What is “normal” in breastfeeding?

Posted on 11 February 2012 by hulda

Hulda Midwife at AnnerleyDear all,

I have spent this week with women battling their breastfeeding challenges.  Mostly good news, but many interesting topics came up and a lot of women asked; what is “normal” in breastfeeding?

This topic reminds me a little bit of when woman are pregnant and they keep coming into Annerley after their checkups, half with concerns that their baby is suddenly too small and the other half with babies that in the last scan seemed to be alarmingly big.  Now this is another story for another blog, but in terms of the breastfeeding mums, pretty much half of them feel that they don’t have enough milk, and the other half is producing so much that they don’t know what to do to slow it down.

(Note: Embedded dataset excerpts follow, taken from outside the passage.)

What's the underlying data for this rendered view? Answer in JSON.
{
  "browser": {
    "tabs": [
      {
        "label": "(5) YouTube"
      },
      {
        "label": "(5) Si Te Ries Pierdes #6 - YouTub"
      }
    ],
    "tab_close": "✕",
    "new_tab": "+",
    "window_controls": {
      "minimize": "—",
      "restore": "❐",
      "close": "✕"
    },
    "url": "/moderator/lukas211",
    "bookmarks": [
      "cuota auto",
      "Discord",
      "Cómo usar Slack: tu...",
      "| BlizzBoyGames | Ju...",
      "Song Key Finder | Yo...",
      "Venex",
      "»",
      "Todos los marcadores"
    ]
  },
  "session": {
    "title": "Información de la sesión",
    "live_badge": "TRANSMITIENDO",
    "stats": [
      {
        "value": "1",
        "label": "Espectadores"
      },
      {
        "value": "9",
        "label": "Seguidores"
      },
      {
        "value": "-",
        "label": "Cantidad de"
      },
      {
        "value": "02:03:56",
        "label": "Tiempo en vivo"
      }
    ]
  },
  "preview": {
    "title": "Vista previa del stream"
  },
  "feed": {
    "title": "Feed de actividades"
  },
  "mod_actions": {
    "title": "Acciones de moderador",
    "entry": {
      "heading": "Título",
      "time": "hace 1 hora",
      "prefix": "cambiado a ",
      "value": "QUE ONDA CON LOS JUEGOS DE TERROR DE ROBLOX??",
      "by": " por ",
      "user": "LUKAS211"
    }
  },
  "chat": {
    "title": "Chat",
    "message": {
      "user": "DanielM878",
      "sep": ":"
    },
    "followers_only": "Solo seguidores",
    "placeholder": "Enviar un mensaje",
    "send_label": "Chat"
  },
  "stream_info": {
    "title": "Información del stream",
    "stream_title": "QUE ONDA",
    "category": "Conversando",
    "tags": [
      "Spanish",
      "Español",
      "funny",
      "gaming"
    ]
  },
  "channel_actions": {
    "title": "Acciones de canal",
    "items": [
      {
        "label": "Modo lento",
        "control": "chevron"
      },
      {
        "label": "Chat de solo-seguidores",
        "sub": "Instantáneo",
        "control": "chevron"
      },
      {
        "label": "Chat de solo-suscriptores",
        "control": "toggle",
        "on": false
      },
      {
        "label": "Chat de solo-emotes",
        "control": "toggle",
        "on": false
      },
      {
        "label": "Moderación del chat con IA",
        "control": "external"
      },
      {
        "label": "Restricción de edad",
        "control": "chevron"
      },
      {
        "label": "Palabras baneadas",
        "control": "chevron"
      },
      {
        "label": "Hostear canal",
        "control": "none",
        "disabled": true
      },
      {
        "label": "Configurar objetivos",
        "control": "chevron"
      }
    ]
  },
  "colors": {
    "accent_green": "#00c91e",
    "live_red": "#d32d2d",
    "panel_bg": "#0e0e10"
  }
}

I am not writing a lengthy blog about this today, but I just wanted to raise a few points.

  1. First of all, not all babies grow the same.  There is no particular advantage of being  “average” or above the 50th percentile.  Even if your baby is bigger or smaller, as long as it grows, this is fine.
  2. Second, the breast milk production changes over time, over days and between the hours of the day.  It is also greatly affected by your sleep, food and drink intake, stress levels, outings, guests, travels, illness etc.  So there will be swings.  And similarly, baby’s need for milk changes through the day, between days and as it grows.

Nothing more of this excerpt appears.